そうこうしているうちに、オリックスが中国勤務の中国事業開発・投資業務のポジションを公開しているのを見つけたんです。すぐに応募をし、それまでの面接に落ちまくった経験が生きたのか、希望どおりのポジションで内定をいただくことができました。言語力などが完全に確立していない中でも、現地に入って勉強をしながら、就職先を探すというスタンスは、振り返れば大正解だったと感じています。
自分以外、全員中国人の職場で
――現在のオリックスでの業務内容についてもう少し教えてください。もちろん、守秘義務にひっかからない範囲で。
ははは、実際、守秘義務が命ともいえる業務に現在はついています(笑)。オリックスの事業とシナジーがあって、将来の高い成長が見込める企業への戦略投資を中心に従事しています。
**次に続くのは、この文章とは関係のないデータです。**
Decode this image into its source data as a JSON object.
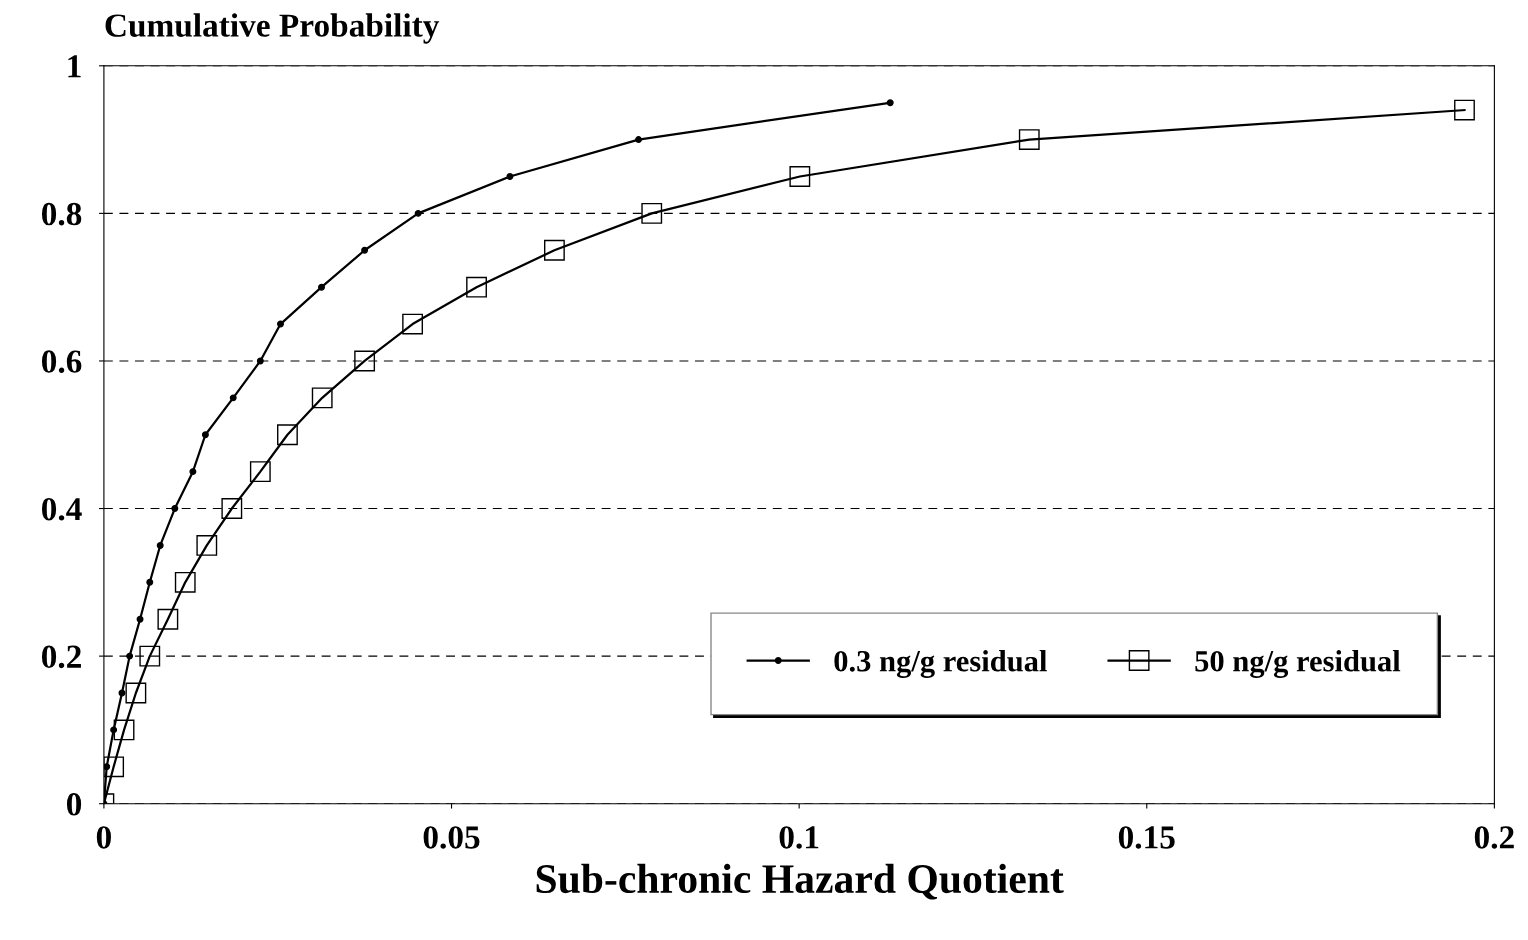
{
  "chart_data": {
    "type": "line",
    "xlabel": "Sub-chronic Hazard Quotient",
    "ylabel": "Cumulative Probability",
    "xlim": [
      0,
      0.2
    ],
    "xticks": [
      0,
      0.05,
      0.1,
      0.15,
      0.2
    ],
    "ylim": [
      0,
      1
    ],
    "yticks": [
      0,
      0.2,
      0.4,
      0.6,
      0.8,
      1
    ],
    "grid": "y",
    "legend": "bottom right",
    "series": [
      {
        "name": "0.3 ng/g residual",
        "color": "#000000",
        "marker": "circle",
        "x": [
          0,
          0.0004,
          0.0014,
          0.0026,
          0.0037,
          0.0052,
          0.0066,
          0.0081,
          0.0102,
          0.0128,
          0.0146,
          0.0186,
          0.0225,
          0.0254,
          0.0313,
          0.0375,
          0.0452,
          0.0584,
          0.0769,
          0.1131
        ],
        "values": [
          0,
          0.05,
          0.1,
          0.15,
          0.2,
          0.25,
          0.3,
          0.35,
          0.4,
          0.45,
          0.5,
          0.55,
          0.6,
          0.65,
          0.7,
          0.75,
          0.8,
          0.85,
          0.9,
          0.95
        ]
      },
      {
        "name": "50 ng/g residual",
        "color": "#000000",
        "marker": "square",
        "x": [
          0,
          0.0014,
          0.0029,
          0.0046,
          0.0066,
          0.0092,
          0.0117,
          0.0148,
          0.0184,
          0.0225,
          0.0264,
          0.0314,
          0.0375,
          0.0444,
          0.0536,
          0.0648,
          0.0788,
          0.1001,
          0.1331,
          0.1957
        ],
        "values": [
          0,
          0.05,
          0.1,
          0.15,
          0.2,
          0.25,
          0.3,
          0.35,
          0.4,
          0.45,
          0.5,
          0.55,
          0.6,
          0.65,
          0.7,
          0.75,
          0.8,
          0.85,
          0.9,
          0.94
        ]
      }
    ]
  }
}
同僚の優秀な中国人投資プロフェッショナルたちは、案件組成能力、機動力、交渉力が非常に高く、彼らと一緒に働くことで、日本人だけでは到底入り込めないような現地有力企業との大きなビジネスを経験できます。
ただ、投資チームは、私以外は全員中国人で構成されており、職場の公用語は、当然、中国語です。ビジネスレベルの中国語は、私にとっては依然として難しく、仕事をするにも苦労が絶えません……。
貯蓄額は日本で仕事をした場合と同等以上
――大内さんは駐在員ではなく、オリックス中国本社の「現地採用」として雇用されています。一般的に、現地採用は駐在員より給与も低く、役割も補完的なものとして位置づけられることが多いようですが。
オリックスの海外事業は、現地化を非常に重視しています。私が所属するオリックス中国本社は主に投資事業と傘下の中国現地法人を統括する役割を担っていますが、経営陣もスタッフも、ほとんどが現地の中国人です。
私が従事する投資事業では日本人は私だけですが、日本本社社員、現地法人社員の区別なく能力ベースで仕事をしています。物価などを考えれば、貯蓄額は日本で仕事をした場合と同等か、それ以上になると思います。